As an analyst covering stocks in the sector many years ago I found at the time that employee figures were an excellent proxy for revenue growth because, as with agencies, companies in this space tended to add to their headcount when they saw revenue coming in. Because virtually everyone in the sector has a profile on Linkedin, there was a close relationship between profiles associated with individual companies and revenues.
With the largest companies in the space generally maturing, the connection between these data points have become much looser, but can still provide useful insights nonetheless.
Looking at a composite of 20 of the largest independent companies in ad tech whose businesses are primarily centered around software and data (and not on managed services or the sale of media inventory) and probably covering $10 billion of annual revenue, it’s clear that there has been a meaningful deceleration in growth from close to 20% at the mid-point of last year to single digits in the first half of this year (9% in 1Q23 and 4% in 2Q23) followed by only 3% growth in the third quarter of 2023.

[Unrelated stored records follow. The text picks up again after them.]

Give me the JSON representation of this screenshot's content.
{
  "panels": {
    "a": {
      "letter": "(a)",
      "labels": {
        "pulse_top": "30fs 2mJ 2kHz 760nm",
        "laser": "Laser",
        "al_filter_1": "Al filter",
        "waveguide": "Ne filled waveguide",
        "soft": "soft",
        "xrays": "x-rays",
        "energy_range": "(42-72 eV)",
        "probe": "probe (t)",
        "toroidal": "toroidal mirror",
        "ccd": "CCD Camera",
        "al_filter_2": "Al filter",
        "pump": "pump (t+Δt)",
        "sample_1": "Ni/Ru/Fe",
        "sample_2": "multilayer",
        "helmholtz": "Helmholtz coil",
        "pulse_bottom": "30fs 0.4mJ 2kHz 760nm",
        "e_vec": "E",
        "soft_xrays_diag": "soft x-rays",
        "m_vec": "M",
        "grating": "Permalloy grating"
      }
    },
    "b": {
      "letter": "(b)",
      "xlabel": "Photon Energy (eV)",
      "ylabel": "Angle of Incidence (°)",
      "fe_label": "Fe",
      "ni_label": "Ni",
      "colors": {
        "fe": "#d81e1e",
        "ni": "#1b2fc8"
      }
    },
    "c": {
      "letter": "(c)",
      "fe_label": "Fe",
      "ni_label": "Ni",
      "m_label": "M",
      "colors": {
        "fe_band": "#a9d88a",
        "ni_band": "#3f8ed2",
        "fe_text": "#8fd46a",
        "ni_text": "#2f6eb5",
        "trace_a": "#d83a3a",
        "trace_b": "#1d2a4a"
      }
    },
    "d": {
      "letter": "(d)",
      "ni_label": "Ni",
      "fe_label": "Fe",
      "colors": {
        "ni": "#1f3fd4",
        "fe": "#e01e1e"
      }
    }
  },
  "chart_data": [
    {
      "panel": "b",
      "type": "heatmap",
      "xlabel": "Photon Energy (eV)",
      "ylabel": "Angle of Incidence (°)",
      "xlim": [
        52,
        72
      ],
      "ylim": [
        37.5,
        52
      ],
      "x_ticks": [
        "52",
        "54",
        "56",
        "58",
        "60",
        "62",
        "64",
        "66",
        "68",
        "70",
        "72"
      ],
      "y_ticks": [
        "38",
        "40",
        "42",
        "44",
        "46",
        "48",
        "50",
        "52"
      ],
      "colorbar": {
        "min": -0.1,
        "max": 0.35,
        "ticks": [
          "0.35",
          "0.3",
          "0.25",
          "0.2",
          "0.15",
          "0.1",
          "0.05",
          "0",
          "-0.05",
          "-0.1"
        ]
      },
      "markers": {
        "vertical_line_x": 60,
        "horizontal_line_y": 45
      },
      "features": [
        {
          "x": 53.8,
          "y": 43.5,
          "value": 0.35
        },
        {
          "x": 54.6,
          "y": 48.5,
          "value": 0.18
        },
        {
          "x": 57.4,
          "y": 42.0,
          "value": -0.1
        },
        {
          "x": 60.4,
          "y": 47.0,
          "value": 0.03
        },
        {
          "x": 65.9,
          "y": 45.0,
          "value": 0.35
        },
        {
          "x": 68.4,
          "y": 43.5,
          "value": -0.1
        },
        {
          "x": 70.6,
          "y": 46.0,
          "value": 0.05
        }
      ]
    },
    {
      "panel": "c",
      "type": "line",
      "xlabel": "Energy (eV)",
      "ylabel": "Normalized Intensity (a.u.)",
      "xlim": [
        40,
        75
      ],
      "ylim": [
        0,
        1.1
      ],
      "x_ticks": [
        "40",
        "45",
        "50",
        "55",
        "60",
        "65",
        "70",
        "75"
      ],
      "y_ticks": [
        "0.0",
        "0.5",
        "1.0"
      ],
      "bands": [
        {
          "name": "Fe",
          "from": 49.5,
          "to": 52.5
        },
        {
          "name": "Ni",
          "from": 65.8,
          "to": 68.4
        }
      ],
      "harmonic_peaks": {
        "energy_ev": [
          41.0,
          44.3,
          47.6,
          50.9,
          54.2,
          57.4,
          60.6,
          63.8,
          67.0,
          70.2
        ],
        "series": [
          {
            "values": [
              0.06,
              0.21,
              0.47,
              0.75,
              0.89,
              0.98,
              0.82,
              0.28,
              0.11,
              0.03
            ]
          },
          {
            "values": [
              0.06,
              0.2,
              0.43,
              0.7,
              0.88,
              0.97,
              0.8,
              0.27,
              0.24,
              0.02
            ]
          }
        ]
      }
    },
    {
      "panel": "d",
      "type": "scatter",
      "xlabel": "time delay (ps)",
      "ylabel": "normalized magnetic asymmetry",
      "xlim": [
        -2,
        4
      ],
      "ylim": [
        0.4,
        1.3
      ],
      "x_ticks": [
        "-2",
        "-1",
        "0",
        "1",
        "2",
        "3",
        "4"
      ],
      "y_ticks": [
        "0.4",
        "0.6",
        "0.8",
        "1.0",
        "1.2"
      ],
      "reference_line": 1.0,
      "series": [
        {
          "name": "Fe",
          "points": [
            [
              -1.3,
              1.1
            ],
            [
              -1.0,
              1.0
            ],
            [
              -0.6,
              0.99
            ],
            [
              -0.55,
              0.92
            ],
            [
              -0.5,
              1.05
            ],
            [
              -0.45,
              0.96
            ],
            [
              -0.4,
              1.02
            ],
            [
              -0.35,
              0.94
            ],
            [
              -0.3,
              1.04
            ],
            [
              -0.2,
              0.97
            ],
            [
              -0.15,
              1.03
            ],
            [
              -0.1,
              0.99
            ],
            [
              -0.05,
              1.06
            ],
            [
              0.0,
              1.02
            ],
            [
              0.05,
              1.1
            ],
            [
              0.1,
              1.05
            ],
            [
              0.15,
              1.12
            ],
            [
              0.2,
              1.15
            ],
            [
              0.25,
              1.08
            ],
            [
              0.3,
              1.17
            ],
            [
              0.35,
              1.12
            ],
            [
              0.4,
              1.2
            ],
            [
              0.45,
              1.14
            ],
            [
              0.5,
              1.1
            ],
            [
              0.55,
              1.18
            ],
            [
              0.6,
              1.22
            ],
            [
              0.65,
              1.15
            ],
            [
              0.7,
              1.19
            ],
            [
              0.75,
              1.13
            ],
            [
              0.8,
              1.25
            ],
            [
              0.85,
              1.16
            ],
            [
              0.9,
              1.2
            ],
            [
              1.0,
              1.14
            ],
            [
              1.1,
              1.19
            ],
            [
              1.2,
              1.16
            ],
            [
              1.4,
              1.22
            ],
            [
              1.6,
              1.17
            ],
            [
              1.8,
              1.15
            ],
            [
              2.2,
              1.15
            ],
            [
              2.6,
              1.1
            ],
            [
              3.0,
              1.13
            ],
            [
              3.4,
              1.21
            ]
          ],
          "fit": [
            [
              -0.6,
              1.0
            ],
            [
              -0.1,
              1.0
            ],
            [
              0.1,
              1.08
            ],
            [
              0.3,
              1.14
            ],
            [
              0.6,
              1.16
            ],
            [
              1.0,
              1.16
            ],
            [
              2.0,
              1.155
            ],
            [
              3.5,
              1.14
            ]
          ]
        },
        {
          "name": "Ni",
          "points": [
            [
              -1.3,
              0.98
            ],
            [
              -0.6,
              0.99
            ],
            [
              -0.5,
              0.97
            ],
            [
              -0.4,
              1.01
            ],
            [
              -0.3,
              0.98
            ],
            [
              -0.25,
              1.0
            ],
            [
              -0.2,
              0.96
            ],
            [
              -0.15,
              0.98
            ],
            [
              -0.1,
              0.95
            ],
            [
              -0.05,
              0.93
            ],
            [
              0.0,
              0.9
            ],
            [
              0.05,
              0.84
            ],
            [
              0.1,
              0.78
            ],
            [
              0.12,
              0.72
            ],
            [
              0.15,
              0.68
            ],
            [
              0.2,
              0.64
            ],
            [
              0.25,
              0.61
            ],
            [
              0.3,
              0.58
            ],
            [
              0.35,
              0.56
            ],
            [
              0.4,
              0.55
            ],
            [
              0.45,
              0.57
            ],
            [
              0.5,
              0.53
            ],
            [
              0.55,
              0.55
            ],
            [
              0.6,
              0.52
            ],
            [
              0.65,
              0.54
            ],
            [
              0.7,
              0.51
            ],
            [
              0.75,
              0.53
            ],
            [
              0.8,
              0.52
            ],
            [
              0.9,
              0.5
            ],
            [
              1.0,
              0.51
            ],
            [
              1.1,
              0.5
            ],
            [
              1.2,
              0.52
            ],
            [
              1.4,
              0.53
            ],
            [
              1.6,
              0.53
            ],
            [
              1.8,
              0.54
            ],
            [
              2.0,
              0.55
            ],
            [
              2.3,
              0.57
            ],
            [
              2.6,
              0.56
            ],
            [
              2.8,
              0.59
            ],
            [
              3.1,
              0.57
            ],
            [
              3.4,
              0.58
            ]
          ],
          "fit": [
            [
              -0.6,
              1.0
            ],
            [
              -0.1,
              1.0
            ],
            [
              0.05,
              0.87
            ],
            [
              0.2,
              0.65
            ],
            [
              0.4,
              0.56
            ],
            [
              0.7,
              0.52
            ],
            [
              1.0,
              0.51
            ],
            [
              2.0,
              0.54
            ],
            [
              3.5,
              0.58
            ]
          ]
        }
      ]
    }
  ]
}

Within that group, the seven companies which are publicly listed (The Trade Desk, LiveRamp, Magnite, Pubmatic, DoubleVerify, IAS, Innovid and Viant) exhibited directionally similar trends in recent quarters, but with faster growth skewed upwards by The Trade Desk’s greater weight among a smaller group.
For the third quarter of 2023, which none have reported as yet, companies previously provided investors with guidance which collectively amounts to 13% revenue growth at the mid-point of each company’s range. Much as we saw in the second quarter, when revenue grew by 15% but headcount only grew by 6%, 13% revenue growth would be a meaningful outperformance vs. the 6% growth in headcount for this group that I’ve calculated for 3Q23.
As played out during the second quarter quarter, this outcome would suggest an ongoing focus on efficiency – i.e. margin improvement - for the ad tech sector, which is an understandable approach considering the cautious environment across the industry in recent quarters. During 2Q23 the group of seven companies collectively improved their EBITDA margins, collectively, from 27.5% to 30.0%.
Margin improvements can certainly be viewed positively. However, at the same time, in a sector with significant opportunity ahead and substantial market share to potentially gain from a large and growing industry, it’s also worth noting that a cautious investment approach may also have the consequence of ceding opportunity to others more focused on growth opportunities with longer-term benefits.